Lead archaeologist Dr. Angela Perri of Durham University, co-first author on the study, added: ‘Archaeological evidence has long suggested that ancient dogs had a dynamic history in the Americas, but the fate of these pre-contact dogs and their relationship to modern American dog populations was largely unknown. Our study confirms that the earliest American dogs are not descended from North American wolves, but likely originated in Siberia, crossing into the Americas during initial human migrations.
‘In fact, we now know that the modern American dogs beloved worldwide, such as Labradors, Xoloitzcuintli (Mexican hairless dogs), and Chihuahuas, are largely descended from Eurasian breeds, introduced to the Americas between the 15th and 20th centuries.’
The study revealed a close link between the genomes of pre-contact dogs (as the researchers to them), and those derived from canine transmissible venereal tumors (CTVT). CTVT is a contagious, genital cancer that is spread between dogs by living cancer cells during mating.
Further study of CTVT genomes revealed that the tumour originated from a single dog - known as the ‘CTVT founder dog,’ that lived several thousand years ago and was closely related to pre-contact dogs.
Overall, their results indicate that this cancer, now found worldwide, possesses a genome that is the last remaining vestige of the dog population that was once found all across the Americas.

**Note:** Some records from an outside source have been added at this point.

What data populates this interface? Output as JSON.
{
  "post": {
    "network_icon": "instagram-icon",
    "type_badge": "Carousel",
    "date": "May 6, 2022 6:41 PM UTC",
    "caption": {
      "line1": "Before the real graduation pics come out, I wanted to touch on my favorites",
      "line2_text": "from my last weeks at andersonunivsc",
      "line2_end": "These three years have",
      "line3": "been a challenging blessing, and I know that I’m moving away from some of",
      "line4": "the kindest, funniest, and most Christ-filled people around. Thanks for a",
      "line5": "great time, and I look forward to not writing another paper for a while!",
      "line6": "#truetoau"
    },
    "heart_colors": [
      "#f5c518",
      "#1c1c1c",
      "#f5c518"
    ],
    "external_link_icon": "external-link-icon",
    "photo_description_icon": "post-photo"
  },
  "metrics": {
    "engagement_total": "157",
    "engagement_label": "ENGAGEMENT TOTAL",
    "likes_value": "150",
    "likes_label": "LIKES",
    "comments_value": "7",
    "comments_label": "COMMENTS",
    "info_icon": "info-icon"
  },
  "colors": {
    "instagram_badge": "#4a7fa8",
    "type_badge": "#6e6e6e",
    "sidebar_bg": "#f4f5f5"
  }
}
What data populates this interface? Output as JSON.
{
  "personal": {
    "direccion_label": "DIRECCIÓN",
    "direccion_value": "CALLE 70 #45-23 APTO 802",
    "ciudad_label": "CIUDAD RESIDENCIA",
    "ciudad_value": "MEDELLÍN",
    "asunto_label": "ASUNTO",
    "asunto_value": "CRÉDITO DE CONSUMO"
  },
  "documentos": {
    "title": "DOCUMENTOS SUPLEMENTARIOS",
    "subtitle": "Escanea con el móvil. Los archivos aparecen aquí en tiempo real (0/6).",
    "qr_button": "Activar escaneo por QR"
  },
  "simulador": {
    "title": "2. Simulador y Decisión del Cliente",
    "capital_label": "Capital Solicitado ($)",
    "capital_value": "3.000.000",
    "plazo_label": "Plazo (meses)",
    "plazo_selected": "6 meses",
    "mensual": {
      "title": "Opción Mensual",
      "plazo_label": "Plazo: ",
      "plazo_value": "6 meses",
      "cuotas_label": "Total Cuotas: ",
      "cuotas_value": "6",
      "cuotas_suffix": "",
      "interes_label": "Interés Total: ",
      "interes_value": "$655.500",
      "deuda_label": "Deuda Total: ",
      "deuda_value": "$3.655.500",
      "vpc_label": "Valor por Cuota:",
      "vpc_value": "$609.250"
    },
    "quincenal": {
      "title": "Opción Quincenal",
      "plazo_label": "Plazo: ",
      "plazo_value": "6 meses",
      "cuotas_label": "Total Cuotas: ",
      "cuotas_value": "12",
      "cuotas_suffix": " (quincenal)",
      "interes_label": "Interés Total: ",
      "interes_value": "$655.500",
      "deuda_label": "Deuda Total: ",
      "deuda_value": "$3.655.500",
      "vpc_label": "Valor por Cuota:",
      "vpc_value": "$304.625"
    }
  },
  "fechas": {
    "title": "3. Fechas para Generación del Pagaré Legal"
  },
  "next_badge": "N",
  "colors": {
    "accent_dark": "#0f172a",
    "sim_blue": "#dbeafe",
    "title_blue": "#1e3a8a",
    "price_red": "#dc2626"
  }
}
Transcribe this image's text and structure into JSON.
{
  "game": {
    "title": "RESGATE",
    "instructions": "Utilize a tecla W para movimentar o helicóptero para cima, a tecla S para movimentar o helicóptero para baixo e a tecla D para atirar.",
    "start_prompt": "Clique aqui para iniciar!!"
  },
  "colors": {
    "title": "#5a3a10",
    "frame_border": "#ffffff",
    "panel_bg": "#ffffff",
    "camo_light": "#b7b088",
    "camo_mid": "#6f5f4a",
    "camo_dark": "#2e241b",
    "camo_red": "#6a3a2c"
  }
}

‘It’s quite incredible to think that possibly the only survivor of a lost dog lineage is a tumour that can spread between dogs as an infection,’ added Maire Ní Leathlobhair, first author, from the Department of Veterinary Medicine at the University of Cambridge. ‘Although this cancer’s DNA has mutated over the years, it is still essentially the DNA of that original founder dog from many thousands of years ago.’
Now that the team have established the genomic ancestry of early American dogs, the next step in their research will be to reconstruct how the dogs may have looked and behaved.
The research was largely funded by the Wellcome Trust, the Natural Environment Research Council, and the European Research Council.